Au micro de Dorothée Barba, Bruno Cathala, auteur de jeu de société, notamment de Kingdomino ; Eva Szarzynski, ludothécaire et Lucien Maine, auteur, acteur et vidéaste, reviennent sur ce qui fait la vertu du jeu de société en général, et qui explique les raisons pour lesquelles les Français aiment tant ce loisir. Ils vous dressent au passage une petite liste de jeux à découvrir, selon vos envies : 

Les Français, plus grands consommateurs européens de jeux de société

Comme l'explique la ludothécaire, Eva Szarzynski : "il y a à peu près 500 jeux qui sortent tous les ans en France". Un fort engouement de la part des Français, qui s'est confirmé pendant le confinement où le jeu de société a été d'un véritable secours pour s'échapper.

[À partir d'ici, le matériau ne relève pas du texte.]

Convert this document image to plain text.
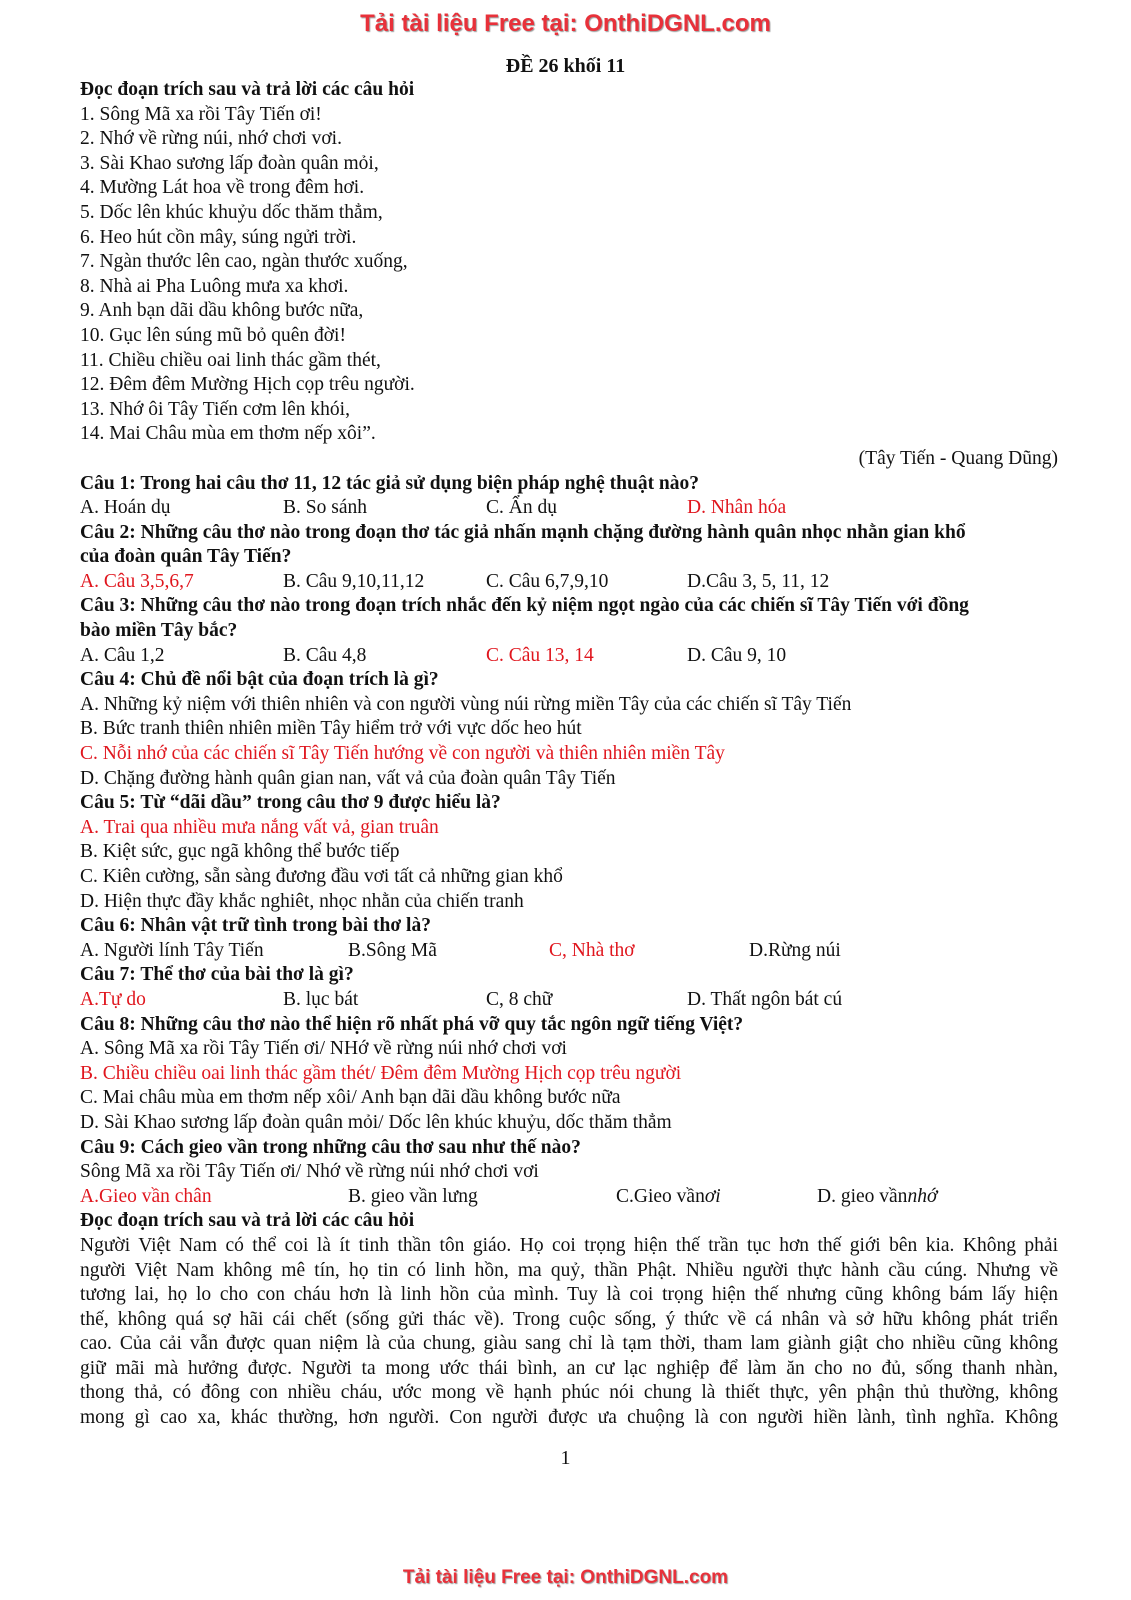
Tải tài liệu Free tại: OnthiDGNL.com
ĐỀ 26 khối 11
Đọc đoạn trích sau và trả lời các câu hỏi
1. Sông Mã xa rồi Tây Tiến ơi!
2. Nhớ về rừng núi, nhớ chơi vơi.
3. Sài Khao sương lấp đoàn quân mỏi,
4. Mường Lát hoa về trong đêm hơi.
5. Dốc lên khúc khuỷu dốc thăm thẳm,
6. Heo hút cồn mây, súng ngửi trời.
7. Ngàn thước lên cao, ngàn thước xuống,
8. Nhà ai Pha Luông mưa xa khơi.
9. Anh bạn dãi dầu không bước nữa,
10. Gục lên súng mũ bỏ quên đời!
11. Chiều chiều oai linh thác gầm thét,
12. Đêm đêm Mường Hịch cọp trêu người.
13. Nhớ ôi Tây Tiến cơm lên khói,
14. Mai Châu mùa em thơm nếp xôi”.
(Tây Tiến - Quang Dũng)
Câu 1: Trong hai câu thơ 11, 12 tác giả sử dụng biện pháp nghệ thuật nào?
A. Hoán dụ	B. So sánh	C. Ẩn dụ	D. Nhân hóa
Câu 2: Những câu thơ nào trong đoạn thơ tác giả nhấn mạnh chặng đường hành quân nhọc nhằn gian khổ
của đoàn quân Tây Tiến?
A. Câu 3,5,6,7	B. Câu 9,10,11,12	C. Câu 6,7,9,10	D.Câu 3, 5, 11, 12
Câu 3: Những câu thơ nào trong đoạn trích nhắc đến kỷ niệm ngọt ngào của các chiến sĩ Tây Tiến với đồng
bào miền Tây bắc?
A. Câu 1,2	B. Câu 4,8	C. Câu 13, 14	D. Câu 9, 10
Câu 4: Chủ đề nổi bật của đoạn trích là gì?
A. Những kỷ niệm với thiên nhiên và con người vùng núi rừng miền Tây của các chiến sĩ Tây Tiến
B. Bức tranh thiên nhiên miền Tây hiểm trở với vực dốc heo hút
C. Nỗi nhớ của các chiến sĩ Tây Tiến hướng về con người và thiên nhiên miền Tây
D. Chặng đường hành quân gian nan, vất vả của đoàn quân Tây Tiến
Câu 5: Từ “dãi dầu” trong câu thơ 9 được hiểu là?
A. Trai qua nhiều mưa nắng vất vả, gian truân
B. Kiệt sức, gục ngã không thể bước tiếp
C. Kiên cường, sẵn sàng đương đầu vơi tất cả những gian khổ
D. Hiện thực đầy khắc nghiêt, nhọc nhằn của chiến tranh
Câu 6: Nhân vật trữ tình trong bài thơ là?
A. Người lính Tây Tiến	B.Sông Mã	C, Nhà thơ	D.Rừng núi
Câu 7: Thể thơ của bài thơ là gì?
A.Tự do	B. lục bát	C, 8 chữ	D. Thất ngôn bát cú
Câu 8: Những câu thơ nào thể hiện rõ nhất phá vỡ quy tắc ngôn ngữ tiếng Việt?
A. Sông Mã xa rồi Tây Tiến ơi/ NHớ về rừng núi nhớ chơi vơi
B. Chiều chiều oai linh thác gầm thét/ Đêm đêm Mường Hịch cọp trêu người
C. Mai châu mùa em thơm nếp xôi/ Anh bạn dãi dầu không bước nữa
D. Sài Khao sương lấp đoàn quân mỏi/ Dốc lên khúc khuỷu, dốc thăm thẳm
Câu 9: Cách gieo vần trong những câu thơ sau như thế nào?
Sông Mã xa rồi Tây Tiến ơi/ Nhớ về rừng núi nhớ chơi vơi
A.Gieo vần chân	B. gieo vần lưng	C.Gieo vầnơi	D. gieo vầnnhớ
Đọc đoạn trích sau và trả lời các câu hỏi
Người Việt Nam có thể coi là ít tinh thần tôn giáo. Họ coi trọng hiện thế trần tục hơn thế giới bên kia. Không phải
người Việt Nam không mê tín, họ tin có linh hồn, ma quỷ, thần Phật. Nhiều người thực hành cầu cúng. Nhưng về
tương lai, họ lo cho con cháu hơn là linh hồn của mình. Tuy là coi trọng hiện thế nhưng cũng không bám lấy hiện
thế, không quá sợ hãi cái chết (sống gửi thác về). Trong cuộc sống, ý thức về cá nhân và sở hữu không phát triển
cao. Của cải vẫn được quan niệm là của chung, giàu sang chỉ là tạm thời, tham lam giành giật cho nhiều cũng không
giữ mãi mà hưởng được. Người ta mong ước thái bình, an cư lạc nghiệp để làm ăn cho no đủ, sống thanh nhàn,
thong thả, có đông con nhiều cháu, ước mong về hạnh phúc nói chung là thiết thực, yên phận thủ thường, không
mong gì cao xa, khác thường, hơn người. Con người được ưa chuộng là con người hiền lành, tình nghĩa. Không
1
Tải tài liệu Free tại: OnthiDGNL.com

Même avant, le secteur du jeu se portait déjà extrêmement bien en France avec, notamment, 19 millions de jeux vendus en 2018. 

En plus d'avoir publié le top 10 des ventes de jouets pour la semaine du 16 mars au 22 mars 2020, avec le Monopoly, la Bonne Paye et le Scrabble en têtes de liste (Trivial Poursuit en 9e position), le cabinet d'étude de marché NPD rapporte que "la France se distingue depuis quelque temps déjà comme le premier marché des jeux de société et puzzles en Europe et la catégorie a enregistré un chiffre d'affaires de 578 millions d’euros en 2019, en croissance de 10 % par rapport à l’année précédente - par comparaison, il est évalué à 392 millions d’euros au Royaume-Uni et 473 millions en Allemagne en 2019".

Un facteur de lien social et de construction personnelle

Au-delà du jeu de société, le procédé révèle inconsciemment le besoin de lien social des joueurs qui se réunissent autour de la table pour rivaliser le temps d'une ou plusieurs parties. Selon Bruno Cathala, auteur de jeux de société, "c'est un générateur permanent d'émotions qui peut grandement contribuer à notre bonheur social" en invitant à repenser notre manière de penser, nos attitudes. Inconsciemment ce sont nos personnalités, nos caractères qui s'entrecroisent et se confrontent au gré des parties. Le jeu de société permet de prendre un certain recul avec soi-même, de prendre conscience de ce que nous sommes, d'en apprendre un peu plus sur ses adversaires tout en jouant sur leurs faiblesses psychologiques en guise de stratégie. 

Pour Bruno Cathala "on évolue dans une société où, depuis l'enfance, on nous apprend à paraître, où il faut être celui que les autres attendent de nous. Mais quand on joue, les masques tombent soudainement car les règles du jeu autorisent à être soi-même et à apparaître tel qu'on est pour le gain de la victoire". C'est une façon de se libérer véritablement. 

Eva Szarzynski :

Le jeu est un formidable apprentissage pour apprendre à gagner dans la défaite, qu'elle soit individuelle ou collective.